His hands still on my waist. His thumbs press a fraction deeper. Barely. But enough to send sparks through my entire body.

“Then tell me to stop,” he murmurs.

I open my mouth but nothing comes out.

His grip tightens—possessive, claiming—but not pulling me back, not dragging me into him. Just holding.

“Thought so,” he breathes.

He leans in and then he stops. He pulls his hands away like he’s been burned. Steps back. Shakes his head once, jaw tight enough to crack.

His chest rises hard. Too hard. He won’t look at me.

“Saxon?” I whisper.

He exhales like someone punched him in the ribs. “Shouldn’t do this.”

“Do what?” My voice is barely a sound.

“This,” he snaps, gesturing toward the space between us that suddenly feels miles too wide. “Touching you. Standing that close. Thinking about—”

He cuts himself off.

I grip the edge of the counter until the laminate digs into my palms. “Thinking about what?”

He looks at me then. Really looks. Like I’m a lit match and he’s doused in gasoline.

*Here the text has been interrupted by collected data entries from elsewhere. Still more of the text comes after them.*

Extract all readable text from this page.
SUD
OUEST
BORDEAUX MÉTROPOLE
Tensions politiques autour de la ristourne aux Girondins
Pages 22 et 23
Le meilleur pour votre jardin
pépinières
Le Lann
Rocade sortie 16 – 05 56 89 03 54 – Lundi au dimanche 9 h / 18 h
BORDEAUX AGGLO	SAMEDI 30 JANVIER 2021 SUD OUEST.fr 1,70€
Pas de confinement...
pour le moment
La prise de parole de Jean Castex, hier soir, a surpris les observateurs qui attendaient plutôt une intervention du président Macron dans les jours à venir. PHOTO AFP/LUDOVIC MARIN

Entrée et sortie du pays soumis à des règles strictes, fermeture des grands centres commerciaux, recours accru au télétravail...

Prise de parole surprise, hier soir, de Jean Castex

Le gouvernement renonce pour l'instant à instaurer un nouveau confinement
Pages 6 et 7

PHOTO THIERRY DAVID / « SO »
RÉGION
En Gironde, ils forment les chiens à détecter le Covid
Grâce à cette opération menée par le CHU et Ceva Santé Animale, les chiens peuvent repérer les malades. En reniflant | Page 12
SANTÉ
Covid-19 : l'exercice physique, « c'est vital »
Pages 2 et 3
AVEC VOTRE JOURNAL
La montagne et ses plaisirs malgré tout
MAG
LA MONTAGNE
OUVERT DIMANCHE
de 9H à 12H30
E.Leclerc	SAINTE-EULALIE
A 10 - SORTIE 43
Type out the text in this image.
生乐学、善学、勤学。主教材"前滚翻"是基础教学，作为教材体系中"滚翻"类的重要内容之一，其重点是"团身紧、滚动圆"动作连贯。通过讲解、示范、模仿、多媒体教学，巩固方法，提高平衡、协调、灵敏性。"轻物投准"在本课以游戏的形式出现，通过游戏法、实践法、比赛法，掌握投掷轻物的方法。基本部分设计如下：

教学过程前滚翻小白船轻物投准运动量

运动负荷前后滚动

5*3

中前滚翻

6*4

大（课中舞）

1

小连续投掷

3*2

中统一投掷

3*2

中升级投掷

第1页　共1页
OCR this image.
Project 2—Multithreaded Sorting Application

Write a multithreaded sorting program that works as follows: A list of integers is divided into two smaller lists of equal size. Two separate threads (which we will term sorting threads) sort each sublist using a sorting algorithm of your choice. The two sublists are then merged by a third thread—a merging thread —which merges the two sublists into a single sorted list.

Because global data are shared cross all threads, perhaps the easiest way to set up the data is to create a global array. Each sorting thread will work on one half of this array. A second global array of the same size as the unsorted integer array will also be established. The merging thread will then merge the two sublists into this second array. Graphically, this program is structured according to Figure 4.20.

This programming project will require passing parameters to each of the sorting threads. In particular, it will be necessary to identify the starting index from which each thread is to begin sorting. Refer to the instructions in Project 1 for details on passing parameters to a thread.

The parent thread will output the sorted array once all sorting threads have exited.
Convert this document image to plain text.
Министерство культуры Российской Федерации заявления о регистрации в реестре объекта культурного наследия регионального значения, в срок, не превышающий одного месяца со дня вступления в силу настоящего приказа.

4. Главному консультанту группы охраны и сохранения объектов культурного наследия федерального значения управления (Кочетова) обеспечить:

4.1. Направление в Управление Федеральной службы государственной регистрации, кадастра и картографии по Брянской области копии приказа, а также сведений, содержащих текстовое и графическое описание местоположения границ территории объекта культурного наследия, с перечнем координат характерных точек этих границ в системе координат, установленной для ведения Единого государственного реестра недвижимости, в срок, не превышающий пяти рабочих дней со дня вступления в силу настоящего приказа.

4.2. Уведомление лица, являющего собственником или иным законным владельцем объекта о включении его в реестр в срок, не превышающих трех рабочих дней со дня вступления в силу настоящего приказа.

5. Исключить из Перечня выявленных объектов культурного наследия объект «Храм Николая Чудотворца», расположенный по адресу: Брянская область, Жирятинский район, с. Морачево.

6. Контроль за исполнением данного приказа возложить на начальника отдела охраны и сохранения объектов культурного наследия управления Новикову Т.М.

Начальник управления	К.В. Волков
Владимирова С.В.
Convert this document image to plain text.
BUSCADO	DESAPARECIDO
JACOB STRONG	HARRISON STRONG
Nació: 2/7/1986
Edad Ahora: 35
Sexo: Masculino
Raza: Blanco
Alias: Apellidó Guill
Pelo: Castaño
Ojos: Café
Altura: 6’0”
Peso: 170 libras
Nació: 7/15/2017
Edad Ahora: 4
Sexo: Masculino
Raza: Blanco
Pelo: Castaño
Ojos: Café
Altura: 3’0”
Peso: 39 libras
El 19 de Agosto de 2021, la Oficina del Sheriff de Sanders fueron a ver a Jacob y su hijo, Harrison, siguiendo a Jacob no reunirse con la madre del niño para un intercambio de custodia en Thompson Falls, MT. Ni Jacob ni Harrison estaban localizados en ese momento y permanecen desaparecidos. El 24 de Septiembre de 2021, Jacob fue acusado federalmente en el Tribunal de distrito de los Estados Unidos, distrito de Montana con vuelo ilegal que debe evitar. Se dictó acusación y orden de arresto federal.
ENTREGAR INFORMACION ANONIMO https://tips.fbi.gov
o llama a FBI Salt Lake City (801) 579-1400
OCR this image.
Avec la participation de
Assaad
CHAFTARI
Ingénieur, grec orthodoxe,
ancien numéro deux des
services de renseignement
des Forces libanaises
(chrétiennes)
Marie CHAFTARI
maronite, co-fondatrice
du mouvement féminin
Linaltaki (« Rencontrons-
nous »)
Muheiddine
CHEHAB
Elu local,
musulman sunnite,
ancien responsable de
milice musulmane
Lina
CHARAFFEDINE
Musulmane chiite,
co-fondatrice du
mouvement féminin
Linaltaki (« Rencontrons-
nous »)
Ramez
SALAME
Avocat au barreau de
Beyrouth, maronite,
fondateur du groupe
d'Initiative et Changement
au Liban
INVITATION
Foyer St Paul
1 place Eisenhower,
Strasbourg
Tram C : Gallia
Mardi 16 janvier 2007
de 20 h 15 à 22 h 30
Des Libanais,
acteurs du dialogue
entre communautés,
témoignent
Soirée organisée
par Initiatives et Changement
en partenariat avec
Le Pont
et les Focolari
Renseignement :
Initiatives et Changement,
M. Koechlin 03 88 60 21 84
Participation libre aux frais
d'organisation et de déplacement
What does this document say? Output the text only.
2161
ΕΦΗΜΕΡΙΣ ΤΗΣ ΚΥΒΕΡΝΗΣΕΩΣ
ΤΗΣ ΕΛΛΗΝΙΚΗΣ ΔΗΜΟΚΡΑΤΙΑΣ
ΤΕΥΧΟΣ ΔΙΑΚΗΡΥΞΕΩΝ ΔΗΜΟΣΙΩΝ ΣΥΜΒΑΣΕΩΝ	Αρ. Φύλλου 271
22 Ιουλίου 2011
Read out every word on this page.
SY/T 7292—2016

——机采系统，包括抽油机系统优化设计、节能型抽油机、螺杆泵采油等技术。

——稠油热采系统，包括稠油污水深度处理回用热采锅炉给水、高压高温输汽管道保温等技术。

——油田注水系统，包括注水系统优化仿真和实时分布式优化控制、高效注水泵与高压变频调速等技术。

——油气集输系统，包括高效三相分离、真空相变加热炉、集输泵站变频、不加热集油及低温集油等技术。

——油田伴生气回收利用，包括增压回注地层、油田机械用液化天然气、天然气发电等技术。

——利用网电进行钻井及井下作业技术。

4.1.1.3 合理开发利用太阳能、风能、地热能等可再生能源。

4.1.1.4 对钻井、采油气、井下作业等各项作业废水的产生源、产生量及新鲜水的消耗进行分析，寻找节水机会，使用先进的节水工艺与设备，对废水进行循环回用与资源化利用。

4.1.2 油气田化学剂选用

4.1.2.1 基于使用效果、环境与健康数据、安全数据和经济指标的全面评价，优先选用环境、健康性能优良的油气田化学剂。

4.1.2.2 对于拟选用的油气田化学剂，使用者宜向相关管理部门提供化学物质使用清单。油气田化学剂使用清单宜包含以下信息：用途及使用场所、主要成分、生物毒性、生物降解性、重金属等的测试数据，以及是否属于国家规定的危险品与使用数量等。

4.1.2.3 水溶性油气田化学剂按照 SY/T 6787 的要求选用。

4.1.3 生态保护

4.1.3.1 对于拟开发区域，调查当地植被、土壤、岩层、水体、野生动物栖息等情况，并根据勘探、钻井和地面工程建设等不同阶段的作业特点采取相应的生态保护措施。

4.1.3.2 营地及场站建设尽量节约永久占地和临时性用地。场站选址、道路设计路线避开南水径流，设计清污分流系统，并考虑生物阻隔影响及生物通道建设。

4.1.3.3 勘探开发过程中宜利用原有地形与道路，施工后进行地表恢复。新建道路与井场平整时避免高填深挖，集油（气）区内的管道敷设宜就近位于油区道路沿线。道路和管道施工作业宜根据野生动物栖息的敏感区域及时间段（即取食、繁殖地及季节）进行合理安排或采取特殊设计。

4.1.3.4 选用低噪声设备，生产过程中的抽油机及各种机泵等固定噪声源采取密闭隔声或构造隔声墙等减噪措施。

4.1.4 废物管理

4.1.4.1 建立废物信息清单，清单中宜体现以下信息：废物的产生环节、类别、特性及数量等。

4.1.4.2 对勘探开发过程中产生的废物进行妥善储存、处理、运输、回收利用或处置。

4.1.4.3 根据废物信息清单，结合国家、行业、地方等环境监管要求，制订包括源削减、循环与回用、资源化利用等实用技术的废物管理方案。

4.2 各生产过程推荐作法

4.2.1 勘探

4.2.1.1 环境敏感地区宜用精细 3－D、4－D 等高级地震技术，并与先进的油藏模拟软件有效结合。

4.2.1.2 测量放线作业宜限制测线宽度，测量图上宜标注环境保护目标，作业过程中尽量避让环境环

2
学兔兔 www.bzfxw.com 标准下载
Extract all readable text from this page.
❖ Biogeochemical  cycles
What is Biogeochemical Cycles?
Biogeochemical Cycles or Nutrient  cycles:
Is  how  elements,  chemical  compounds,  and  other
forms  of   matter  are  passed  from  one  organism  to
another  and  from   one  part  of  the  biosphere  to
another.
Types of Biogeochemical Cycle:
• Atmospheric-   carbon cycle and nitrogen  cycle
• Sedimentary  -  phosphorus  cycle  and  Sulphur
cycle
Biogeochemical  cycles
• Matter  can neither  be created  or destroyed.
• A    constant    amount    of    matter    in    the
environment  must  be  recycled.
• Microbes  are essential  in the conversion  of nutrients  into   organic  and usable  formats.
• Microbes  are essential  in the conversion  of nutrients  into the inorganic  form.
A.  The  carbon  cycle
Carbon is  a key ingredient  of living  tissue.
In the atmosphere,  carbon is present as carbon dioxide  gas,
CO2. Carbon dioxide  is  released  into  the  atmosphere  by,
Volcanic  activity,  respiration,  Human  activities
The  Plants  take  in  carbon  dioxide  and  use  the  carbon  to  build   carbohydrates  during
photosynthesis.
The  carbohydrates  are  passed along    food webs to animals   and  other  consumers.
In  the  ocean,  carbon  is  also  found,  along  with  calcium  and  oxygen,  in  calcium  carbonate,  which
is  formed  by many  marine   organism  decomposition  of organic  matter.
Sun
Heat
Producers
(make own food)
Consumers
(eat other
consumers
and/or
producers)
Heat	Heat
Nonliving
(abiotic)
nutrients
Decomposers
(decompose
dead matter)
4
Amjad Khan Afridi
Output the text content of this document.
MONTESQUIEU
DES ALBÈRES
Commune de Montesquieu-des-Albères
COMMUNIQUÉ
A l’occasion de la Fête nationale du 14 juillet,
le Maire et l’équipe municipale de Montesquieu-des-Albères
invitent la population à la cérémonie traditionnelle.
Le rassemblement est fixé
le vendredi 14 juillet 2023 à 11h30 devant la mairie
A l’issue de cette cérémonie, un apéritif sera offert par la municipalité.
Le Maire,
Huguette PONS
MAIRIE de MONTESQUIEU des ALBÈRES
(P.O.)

“Don’t make me say it,” he growls.

“Say what?”

“Briar.”

My name sounds different in his mouth. Rough. Sharp. Almost like a warning. Or a promise.

“I shouldn’t be here like this,” he says, dragging a hand over his jaw. “Not when we’re pretending.”

Right. Pretending. My stomach twists.

“We are pretending,” I remind him.

He laughs once—dry, humorless. “You keep telling yourself that if it helps you sleep.”

“What does that mean?”

“It means,” he says, stepping in just long enough for me to feel the heat coming off him again, “I don’t pretend well. Not about this.”

My breath stutters. “Saxon—”

And then he’s gone. Not out of the house. Just out of the kitchen. He moves to the hallway, palms braced on the wall beside Junie’s art, head bowed. Breathing hard. Fighting something. Losing.

I follow him because apparently I never learned self-preservation. He looks up slowly, and the restraint in his eyes is almost violent.

“Don’t walk over here,” he warns.

I stop. Barely. “I wasn’t—”

“You were.”

“I just—”

“Briar,” he murmurs, voice dropping so low it vibrates through me, “if you come one step closer to me right now, I won’t stop at almost.”

My stomach flips. My pulse slams.

“Saxon…”

He drags a hand through his hair. “Tell me to leave.”

“I don’t want you to leave.”

His head snaps up. Those dark eyes sharpen. Lock on mine. Pin me.

“Then you need to tell me something else,” he says. “Tell me what you want.” I open my mouth. Silence. His jaw flexes. “That’s what I thought.”

He pushes off the wall, walks past me, grabs his jacket from the hook. He pauses at the door. Not looking back. Not needing to. “I’ll be here tomorrow,” he says quietly. “Same time.”

My heart stutters. “Why?”

He finally turns. His eyes scorch. “Because engaged men show up. And because I want to.”

Heat floods me.

He steps outside, pulls the door shut behind him—and I’m left in my kitchen alone, breathless, and shaking because we both know the truth neither of us is allowed to say out loud: the engagement might be fake, but nothing else is.